I had visions of having to waste an evening sitting in court with Siggy’s collar, ashes, and certificate of cremation (they don’t give you death certificate for a dog – at least, not around here) in order to prove that, yes, Siggy was dead. In fact, if it didn’t make me sad to think about him, I’d have even considered doing a version of Monty Pythons’ “Dead Parrot” sketch for the just, indicating that poor Siggy “is no more, has ceased to be”, and is bereft of life.” Instead, I called the Dog Control Office, got voicemail and left a rather stern message. I followed that up the next day and spoke to Jim, the DCD explaining that Siggy was dead and I really didn’t want to have to go to Night Court over this.
Jim, of course, was pleasant, the threats ended, and once again I thought that was that about that. Until last week, when I got yet another license renewal notice for Siggy, with the year+ expiration date highlighted in yellow.
So I once again filled out the form, marked Siggy as deceased, highlighted that portion in orange, and added a letter explaining what I’d been through last year, indicating that Siggy was, sadly, still dead, and that I would gladly pay the six bucks if it would bring him back but as that seemed rather unlikely, I’d appreciate it if they could take him out of whatever system(s) he’s in so that I didn’t have to get an annual reminder of the fact that he’s no longer with us.
Hopefully this will be the end of this nonsense, though I’m not getting my hopes up.
Maybe Siggy is not really dead? Maybe he’s sending a message from The Other Side saying “Don”t forget me!!” ?
He was such a Good Boy. Trixie’s working on going over to his side to keep him company — she always loved him. Maybe he’s calling her.
He’s really dead.
If they contact you again, you might tell them that you are considering filing a lawsuit for intentional infliction of emotional distress.
Poor ole Siggy. Hope he’s found my crew and playing and chasing squirrels with them until my arrival some day. That is my idea of heaven!

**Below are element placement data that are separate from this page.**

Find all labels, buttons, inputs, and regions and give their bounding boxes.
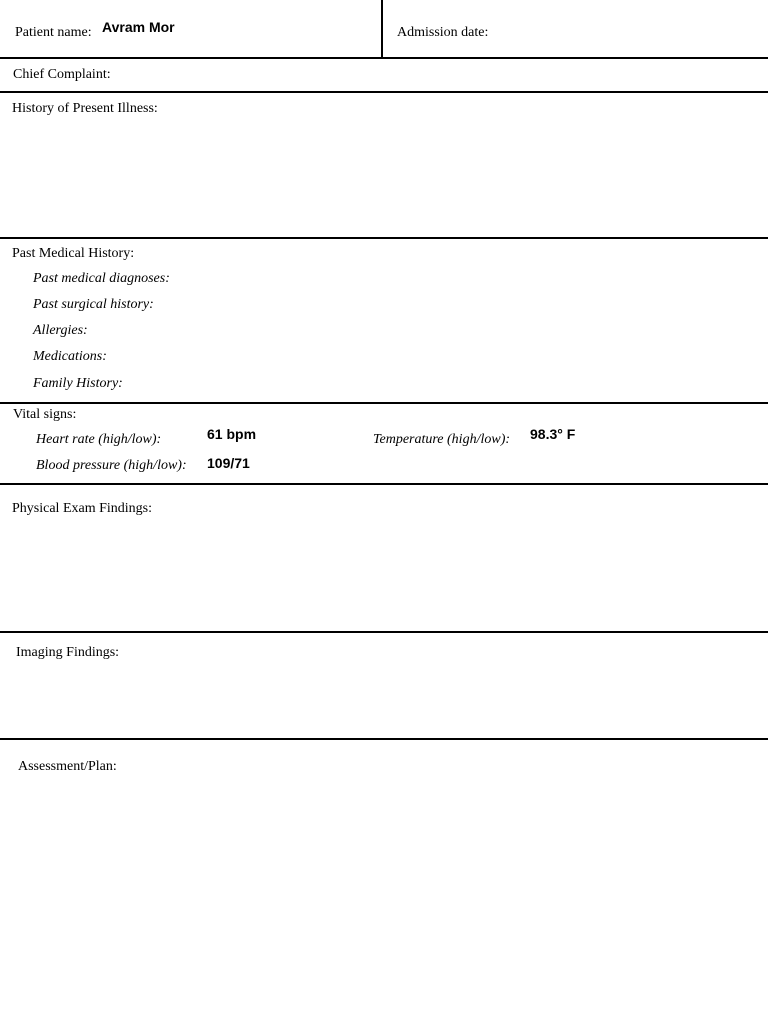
pmh-allergies-label: Allergies:	[33, 323, 88, 338]
patient-name-label: Patient name:	[15, 25, 92, 40]
physical-exam-label: Physical Exam Findings:	[12, 501, 152, 516]
pmh-surgical-label: Past surgical history:	[33, 297, 154, 312]
rule-hpi	[0, 237, 768, 239]
imaging-label: Imaging Findings:	[16, 645, 120, 660]
temperature-value[interactable]: 98.3° F	[530, 426, 576, 442]
pmh-diagnoses-label: Past medical diagnoses:	[33, 271, 170, 286]
vitals-label: Vital signs:	[13, 407, 77, 422]
heart-rate-label: Heart rate (high/low):	[36, 432, 162, 447]
pmh-medications-label: Medications:	[33, 349, 107, 364]
rule-imaging	[0, 738, 768, 740]
hpi-label: History of Present Illness:	[12, 101, 158, 116]
rule-pmh	[0, 402, 768, 404]
header-divider	[381, 0, 383, 58]
rule-physical-exam	[0, 631, 768, 633]
heart-rate-value[interactable]: 61 bpm	[207, 426, 257, 442]
pmh-label: Past Medical History:	[12, 246, 135, 261]
rule-vitals	[0, 483, 768, 485]
patient-name-value[interactable]: Avram Mor	[102, 19, 175, 35]
chief-complaint-label: Chief Complaint:	[13, 67, 111, 82]
temperature-label: Temperature (high/low):	[373, 432, 511, 447]
admission-date-label: Admission date:	[397, 25, 489, 40]
assessment-label: Assessment/Plan:	[18, 759, 117, 774]
blood-pressure-value[interactable]: 109/71	[207, 455, 250, 471]
pmh-family-history-label: Family History:	[33, 376, 123, 391]
rule-header	[0, 57, 768, 59]
rule-chief-complaint	[0, 91, 768, 93]
blood-pressure-label: Blood pressure (high/low):	[36, 458, 187, 473]
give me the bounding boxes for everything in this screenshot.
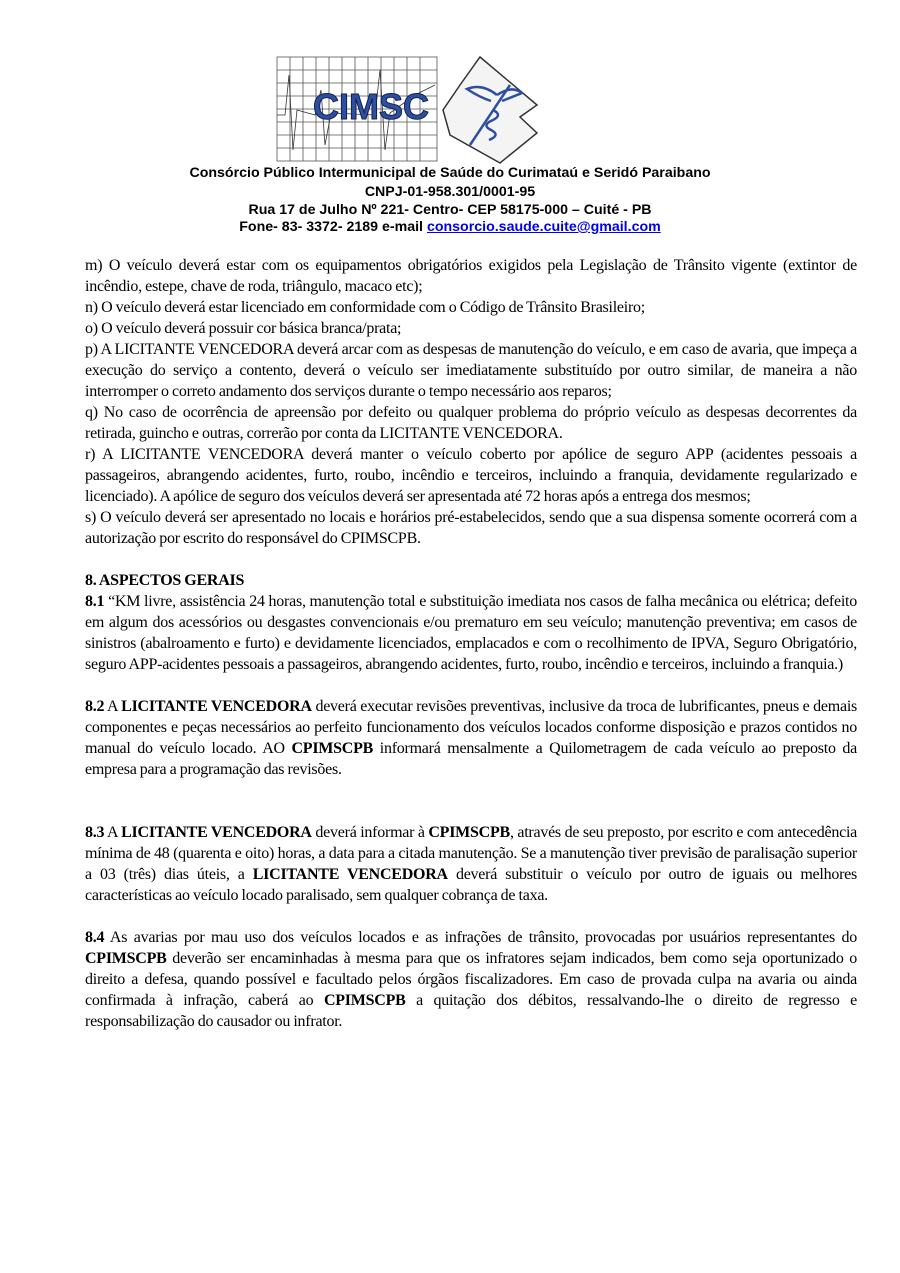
requirements-list <box>85 255 857 549</box>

If I won, then my taxes would just go up.
Maybe if Siggy registered to vote it might get their attention.
I like that idea!
Ditto!
If you watched Bill Maher on Sunday and, like me, wished that Ben Affleck would STFU long enough for Sam Harris to get a word in edgewise (I know nothing about him either way, but wanted to hear what he had to say), then you may want to read his blog.
I did find it ironic that just as Harris was saying “…every criticism of the doctrine of Islam gets conflated with bigotry toward Muslims as people,” ol’ Ben jumped down his throat and called him a bigot.
What’s going on with Trixie? Is she ill?
She’s not dead yet. Other than she looks like she swallowed a grapefruit, she seems OK to me. I just don’t get my fingers anywhere near her.